По словам его приемных родителей, настоящей матерью Пола была англичанка с причудливым именем Филея Джейн Фогг-Фог. Родители Филеи Джейн принадлежали к английскому мелкопоместному дворянству, однако ее прадед женился на парсиянке. Парсы, насколько было известно Полу, были персами, бежавшими в Индию, когда в их отечество вторглись мусульмане. Таким образом, юноша мог считать себя на одну восьмую индийцем — не индейцем, которого называла в числе своих предков его приемная мать, а индийцем, пусть даже только в силу натурализации (парсы обычно не вступали в браки с индийцами).

А пишущуюся через дефис фамилию Фогг-Фог заимела мать его матери, Роксана Фогг[19]. Она вышла замуж за давнего родственника, американца по фамилии Фог.

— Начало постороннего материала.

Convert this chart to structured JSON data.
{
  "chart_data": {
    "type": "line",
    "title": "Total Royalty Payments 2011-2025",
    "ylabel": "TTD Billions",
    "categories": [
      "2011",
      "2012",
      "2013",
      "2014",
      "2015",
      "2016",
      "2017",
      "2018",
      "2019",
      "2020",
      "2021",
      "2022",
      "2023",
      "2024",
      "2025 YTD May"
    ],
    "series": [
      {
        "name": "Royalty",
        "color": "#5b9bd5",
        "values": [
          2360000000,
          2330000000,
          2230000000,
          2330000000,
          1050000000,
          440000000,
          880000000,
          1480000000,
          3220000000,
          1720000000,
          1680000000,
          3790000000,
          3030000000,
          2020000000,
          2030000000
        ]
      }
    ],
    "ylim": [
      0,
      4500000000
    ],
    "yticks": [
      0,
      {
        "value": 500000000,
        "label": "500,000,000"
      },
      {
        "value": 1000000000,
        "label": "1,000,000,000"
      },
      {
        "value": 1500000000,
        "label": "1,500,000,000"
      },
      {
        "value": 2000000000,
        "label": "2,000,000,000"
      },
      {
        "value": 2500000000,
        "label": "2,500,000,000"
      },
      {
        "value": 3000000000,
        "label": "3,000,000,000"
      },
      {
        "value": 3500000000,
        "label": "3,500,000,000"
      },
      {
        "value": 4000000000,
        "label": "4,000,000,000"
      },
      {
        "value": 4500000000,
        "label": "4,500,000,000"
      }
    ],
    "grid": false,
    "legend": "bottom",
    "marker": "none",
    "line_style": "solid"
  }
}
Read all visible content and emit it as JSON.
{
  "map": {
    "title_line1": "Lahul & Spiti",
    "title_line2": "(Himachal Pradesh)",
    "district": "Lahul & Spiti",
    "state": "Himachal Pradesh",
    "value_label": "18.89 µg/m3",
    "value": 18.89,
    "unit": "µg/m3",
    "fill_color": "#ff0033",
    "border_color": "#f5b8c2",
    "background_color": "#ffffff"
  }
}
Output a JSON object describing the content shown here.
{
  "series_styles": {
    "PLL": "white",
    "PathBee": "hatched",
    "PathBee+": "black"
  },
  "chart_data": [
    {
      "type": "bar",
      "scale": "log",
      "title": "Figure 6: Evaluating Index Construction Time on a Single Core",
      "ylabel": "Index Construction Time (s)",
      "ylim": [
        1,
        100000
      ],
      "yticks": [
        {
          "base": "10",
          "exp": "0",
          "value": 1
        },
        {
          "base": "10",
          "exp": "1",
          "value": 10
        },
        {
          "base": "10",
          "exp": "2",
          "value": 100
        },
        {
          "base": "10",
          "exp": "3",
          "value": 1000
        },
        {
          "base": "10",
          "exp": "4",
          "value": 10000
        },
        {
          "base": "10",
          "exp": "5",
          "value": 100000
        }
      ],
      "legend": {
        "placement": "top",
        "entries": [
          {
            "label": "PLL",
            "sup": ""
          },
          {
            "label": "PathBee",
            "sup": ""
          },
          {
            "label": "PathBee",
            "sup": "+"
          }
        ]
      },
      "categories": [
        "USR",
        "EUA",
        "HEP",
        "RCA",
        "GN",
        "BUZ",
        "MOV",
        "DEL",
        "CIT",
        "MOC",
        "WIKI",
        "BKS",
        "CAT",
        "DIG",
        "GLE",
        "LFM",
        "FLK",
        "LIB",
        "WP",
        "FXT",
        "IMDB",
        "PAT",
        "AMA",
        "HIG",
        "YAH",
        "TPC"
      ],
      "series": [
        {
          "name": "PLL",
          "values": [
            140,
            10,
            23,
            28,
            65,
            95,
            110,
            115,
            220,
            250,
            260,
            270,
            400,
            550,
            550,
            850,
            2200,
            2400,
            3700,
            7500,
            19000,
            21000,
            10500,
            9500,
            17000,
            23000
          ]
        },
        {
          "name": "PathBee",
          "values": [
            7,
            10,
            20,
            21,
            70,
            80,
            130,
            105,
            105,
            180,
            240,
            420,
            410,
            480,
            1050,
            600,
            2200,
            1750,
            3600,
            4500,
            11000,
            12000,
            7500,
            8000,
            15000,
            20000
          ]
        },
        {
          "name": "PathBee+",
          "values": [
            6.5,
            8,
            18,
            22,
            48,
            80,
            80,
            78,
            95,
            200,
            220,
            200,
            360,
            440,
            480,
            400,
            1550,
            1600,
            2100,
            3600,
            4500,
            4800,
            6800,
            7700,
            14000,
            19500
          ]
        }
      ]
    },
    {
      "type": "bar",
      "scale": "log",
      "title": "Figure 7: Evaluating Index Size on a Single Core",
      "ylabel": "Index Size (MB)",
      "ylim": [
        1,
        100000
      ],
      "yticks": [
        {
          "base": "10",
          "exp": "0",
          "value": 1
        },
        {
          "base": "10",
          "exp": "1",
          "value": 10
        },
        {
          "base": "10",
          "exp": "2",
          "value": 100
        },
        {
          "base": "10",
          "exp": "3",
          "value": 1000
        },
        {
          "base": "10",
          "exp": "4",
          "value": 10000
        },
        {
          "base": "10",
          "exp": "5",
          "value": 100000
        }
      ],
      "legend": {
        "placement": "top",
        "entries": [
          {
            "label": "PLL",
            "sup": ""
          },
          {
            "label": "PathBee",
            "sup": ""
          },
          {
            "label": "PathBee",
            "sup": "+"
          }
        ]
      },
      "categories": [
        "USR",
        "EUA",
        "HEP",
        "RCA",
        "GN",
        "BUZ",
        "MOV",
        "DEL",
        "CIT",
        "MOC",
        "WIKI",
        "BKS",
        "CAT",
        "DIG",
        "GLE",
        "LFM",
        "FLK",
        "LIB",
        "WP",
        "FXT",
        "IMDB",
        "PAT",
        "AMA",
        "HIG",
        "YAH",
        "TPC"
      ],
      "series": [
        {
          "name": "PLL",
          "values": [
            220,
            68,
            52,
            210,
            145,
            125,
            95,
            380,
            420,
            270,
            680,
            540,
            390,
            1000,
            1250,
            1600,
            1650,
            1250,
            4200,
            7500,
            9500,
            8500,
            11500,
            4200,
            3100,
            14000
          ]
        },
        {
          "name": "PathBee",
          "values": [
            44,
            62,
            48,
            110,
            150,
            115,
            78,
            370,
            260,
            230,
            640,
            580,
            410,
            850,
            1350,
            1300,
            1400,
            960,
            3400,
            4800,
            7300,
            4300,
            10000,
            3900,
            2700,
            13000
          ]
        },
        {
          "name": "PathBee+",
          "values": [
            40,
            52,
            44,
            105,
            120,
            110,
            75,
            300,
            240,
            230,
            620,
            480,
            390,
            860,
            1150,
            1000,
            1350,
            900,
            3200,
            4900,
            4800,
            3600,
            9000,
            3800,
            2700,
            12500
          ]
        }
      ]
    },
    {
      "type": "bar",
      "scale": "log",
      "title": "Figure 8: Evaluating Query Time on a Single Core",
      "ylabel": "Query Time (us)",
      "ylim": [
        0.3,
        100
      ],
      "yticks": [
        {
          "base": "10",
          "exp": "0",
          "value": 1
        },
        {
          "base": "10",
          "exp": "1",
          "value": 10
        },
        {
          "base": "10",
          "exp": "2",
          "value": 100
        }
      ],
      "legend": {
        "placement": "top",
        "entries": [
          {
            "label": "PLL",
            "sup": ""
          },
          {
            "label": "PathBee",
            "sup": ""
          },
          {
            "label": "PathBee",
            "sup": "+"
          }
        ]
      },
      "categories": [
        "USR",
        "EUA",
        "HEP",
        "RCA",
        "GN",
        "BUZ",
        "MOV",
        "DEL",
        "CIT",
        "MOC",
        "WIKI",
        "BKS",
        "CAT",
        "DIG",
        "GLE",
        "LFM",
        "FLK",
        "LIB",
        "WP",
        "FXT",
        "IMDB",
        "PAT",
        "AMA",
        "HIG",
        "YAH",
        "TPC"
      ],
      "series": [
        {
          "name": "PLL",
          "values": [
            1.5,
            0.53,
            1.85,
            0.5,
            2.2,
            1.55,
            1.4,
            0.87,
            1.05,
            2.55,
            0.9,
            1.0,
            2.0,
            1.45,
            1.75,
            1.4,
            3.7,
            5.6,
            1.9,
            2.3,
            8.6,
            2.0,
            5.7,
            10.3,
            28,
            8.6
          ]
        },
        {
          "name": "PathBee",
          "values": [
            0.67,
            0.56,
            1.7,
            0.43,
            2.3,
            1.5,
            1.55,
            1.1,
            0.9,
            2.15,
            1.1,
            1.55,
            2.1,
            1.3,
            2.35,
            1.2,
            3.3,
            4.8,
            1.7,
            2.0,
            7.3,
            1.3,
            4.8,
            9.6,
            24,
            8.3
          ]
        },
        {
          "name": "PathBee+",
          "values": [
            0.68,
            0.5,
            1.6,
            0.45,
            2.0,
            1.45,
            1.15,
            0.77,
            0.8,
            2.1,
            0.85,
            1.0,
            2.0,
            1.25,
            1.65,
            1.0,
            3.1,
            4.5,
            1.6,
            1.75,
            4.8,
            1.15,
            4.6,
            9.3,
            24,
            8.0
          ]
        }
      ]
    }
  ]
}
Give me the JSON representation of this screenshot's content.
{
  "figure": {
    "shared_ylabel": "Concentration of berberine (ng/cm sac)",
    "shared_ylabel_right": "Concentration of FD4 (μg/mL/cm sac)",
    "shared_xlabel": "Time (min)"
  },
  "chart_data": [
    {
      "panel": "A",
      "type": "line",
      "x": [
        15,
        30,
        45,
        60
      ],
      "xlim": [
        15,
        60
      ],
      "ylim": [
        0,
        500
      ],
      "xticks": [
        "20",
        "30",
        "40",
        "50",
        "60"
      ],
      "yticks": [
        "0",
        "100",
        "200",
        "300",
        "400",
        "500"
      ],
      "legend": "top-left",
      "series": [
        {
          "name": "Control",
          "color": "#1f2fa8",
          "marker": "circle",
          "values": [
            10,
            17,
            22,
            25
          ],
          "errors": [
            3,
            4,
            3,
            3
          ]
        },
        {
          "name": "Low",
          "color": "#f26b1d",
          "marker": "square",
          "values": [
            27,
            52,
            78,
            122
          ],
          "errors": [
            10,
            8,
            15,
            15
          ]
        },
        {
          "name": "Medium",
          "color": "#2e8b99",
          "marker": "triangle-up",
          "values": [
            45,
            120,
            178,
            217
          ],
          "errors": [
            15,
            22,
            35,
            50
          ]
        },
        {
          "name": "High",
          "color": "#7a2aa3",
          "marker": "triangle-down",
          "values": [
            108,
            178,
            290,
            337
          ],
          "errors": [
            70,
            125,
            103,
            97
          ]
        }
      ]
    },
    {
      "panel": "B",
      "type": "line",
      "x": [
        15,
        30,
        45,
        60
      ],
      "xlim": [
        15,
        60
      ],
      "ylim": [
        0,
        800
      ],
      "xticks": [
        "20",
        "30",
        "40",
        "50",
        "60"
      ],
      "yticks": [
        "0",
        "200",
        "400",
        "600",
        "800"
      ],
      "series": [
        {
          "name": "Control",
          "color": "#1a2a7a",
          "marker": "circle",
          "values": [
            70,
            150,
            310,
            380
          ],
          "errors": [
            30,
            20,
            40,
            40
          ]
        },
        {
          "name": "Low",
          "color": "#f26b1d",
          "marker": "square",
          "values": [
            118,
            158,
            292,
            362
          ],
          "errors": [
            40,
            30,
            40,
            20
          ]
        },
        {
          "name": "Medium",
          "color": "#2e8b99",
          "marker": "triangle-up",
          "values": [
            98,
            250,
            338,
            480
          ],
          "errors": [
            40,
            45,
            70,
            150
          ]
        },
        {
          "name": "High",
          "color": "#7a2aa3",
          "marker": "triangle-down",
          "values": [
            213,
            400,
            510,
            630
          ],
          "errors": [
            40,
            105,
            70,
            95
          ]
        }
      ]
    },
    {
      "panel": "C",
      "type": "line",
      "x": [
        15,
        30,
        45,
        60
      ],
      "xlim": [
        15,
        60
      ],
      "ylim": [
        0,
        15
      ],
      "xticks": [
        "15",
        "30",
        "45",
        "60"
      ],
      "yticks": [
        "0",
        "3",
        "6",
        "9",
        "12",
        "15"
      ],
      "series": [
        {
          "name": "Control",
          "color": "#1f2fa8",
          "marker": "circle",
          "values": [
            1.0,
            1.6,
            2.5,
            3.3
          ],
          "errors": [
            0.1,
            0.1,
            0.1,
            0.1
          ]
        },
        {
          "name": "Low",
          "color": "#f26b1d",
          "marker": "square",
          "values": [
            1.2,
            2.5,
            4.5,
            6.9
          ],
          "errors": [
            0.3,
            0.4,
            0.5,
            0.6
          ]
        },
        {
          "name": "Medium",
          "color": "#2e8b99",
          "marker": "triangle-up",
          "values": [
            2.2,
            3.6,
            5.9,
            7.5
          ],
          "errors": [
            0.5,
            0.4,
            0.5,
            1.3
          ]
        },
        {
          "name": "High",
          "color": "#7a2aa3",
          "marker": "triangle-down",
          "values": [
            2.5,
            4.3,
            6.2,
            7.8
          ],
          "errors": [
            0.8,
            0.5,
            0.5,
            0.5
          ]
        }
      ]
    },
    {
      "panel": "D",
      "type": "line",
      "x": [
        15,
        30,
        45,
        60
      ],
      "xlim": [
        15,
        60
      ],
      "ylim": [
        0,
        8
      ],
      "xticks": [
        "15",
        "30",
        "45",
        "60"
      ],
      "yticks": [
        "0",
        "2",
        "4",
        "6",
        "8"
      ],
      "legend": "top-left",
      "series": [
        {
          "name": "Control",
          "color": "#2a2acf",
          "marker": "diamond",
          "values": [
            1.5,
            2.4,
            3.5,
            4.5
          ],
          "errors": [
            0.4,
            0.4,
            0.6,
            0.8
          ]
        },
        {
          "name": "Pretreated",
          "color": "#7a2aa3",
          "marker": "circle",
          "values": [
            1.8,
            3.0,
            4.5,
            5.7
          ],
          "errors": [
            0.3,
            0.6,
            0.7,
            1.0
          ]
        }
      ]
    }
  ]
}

Одна ветвь Фоггов эмигрировала в начале XVII века в колонию Вирджиния. Спустя два века некоторые из их потомков переселились на принадлежавшую тогда Мексике территорию Техаса. К тому времени лишняя «г» из фамилии выпала. Дед Пола по матери, Хардин Блейз Фог, родился на ранчо в суверенном государстве, республике Техас.

В двадцатилетием возрасте Роксана Фогг вышла замуж за англичанина. Он умер, когда ей исполнилось тридцать восемь, оставив двух детей. Два года спустя она отправилась с сыном в Техас, чтобы присмотреть ему какое-нибудь ранчо, которые тот получит в собственность, достигнув совершеннолетия. Она также встретила там некоторых из родственников, включая прославленного военного героя Конфедерации Дастина «Дасти» Эдварда Марсдена Фога. Ее представили Хардину Блейзу Фогу, судовладельцу, в которого она влюбилась, и даже его молодость не остановила ее. Чувство оказалось взаимным, и Хардин отправился с ней в Англию. Выбор Роксаны был одобрен родными, несмотря на его варварское происхождение, тем более что женщина объявила, что намерена выйти за него замуж. Блейз поселился в Лондоне, где открыл филиал своей фирмы. Когда Роксане стукнуло сорок три года, она удивила всех, включая саму себя, забеременев. Девочку назвали Филеей Джейн.

Филея Джейн Фогг-Фог родилась в 1880 году. В 1900-м она вышла замуж за английского врача Доктора Реджинальда Сина. Он умер в 1910 году при таинственных обстоятельствах, не оставив потомства. Затем Филея познакомилась с красавцем Парком Джозефом Финнеганом из Индианы. Фоггам он не понравился, так как, во-первых, был ирландцем, во-вторых, не являлся приверженцем епископальной церкви, а, в-третьих, прежде, чем Парк попросил Филею выйти за него, его видели в игорных домах в обществе дам сомнительного поведения. Тем не менее она все равно стала его женой и уехала в Терре-Хот, который, по мнению ее родственников, все еще подвергался набегам краснокожих.

Первые полгода брака оказались счастливыми, несмотря на необходимость после Лондона приспосабливаться к жизни в маленьком городишке. Но, по крайней мере, Филея жила в большом доме и не страдала от отсутствия материального достатка.

А потом жизнь превратилась в ад. Финнеган вернулся к своим увлечениям — женщинам, спиртным напиткам и покеру. За короткое время он растратил все свои деньги; а когда узнал, что его тридцативосьмилетняя супруга беременна, то объявил, что отправляется на Запад — нажить новое состояние. С тех пор о нем не было никаких известий.

Слишком гордая, чтобы в качестве брошенной жены вернуться в Англию, Филея пошла работать экономкой к одному из родственников мужа. Для нее это была достаточно унизительная ситуация, но она трудилась с традиционным британским упорством, не жалуясь на судьбу.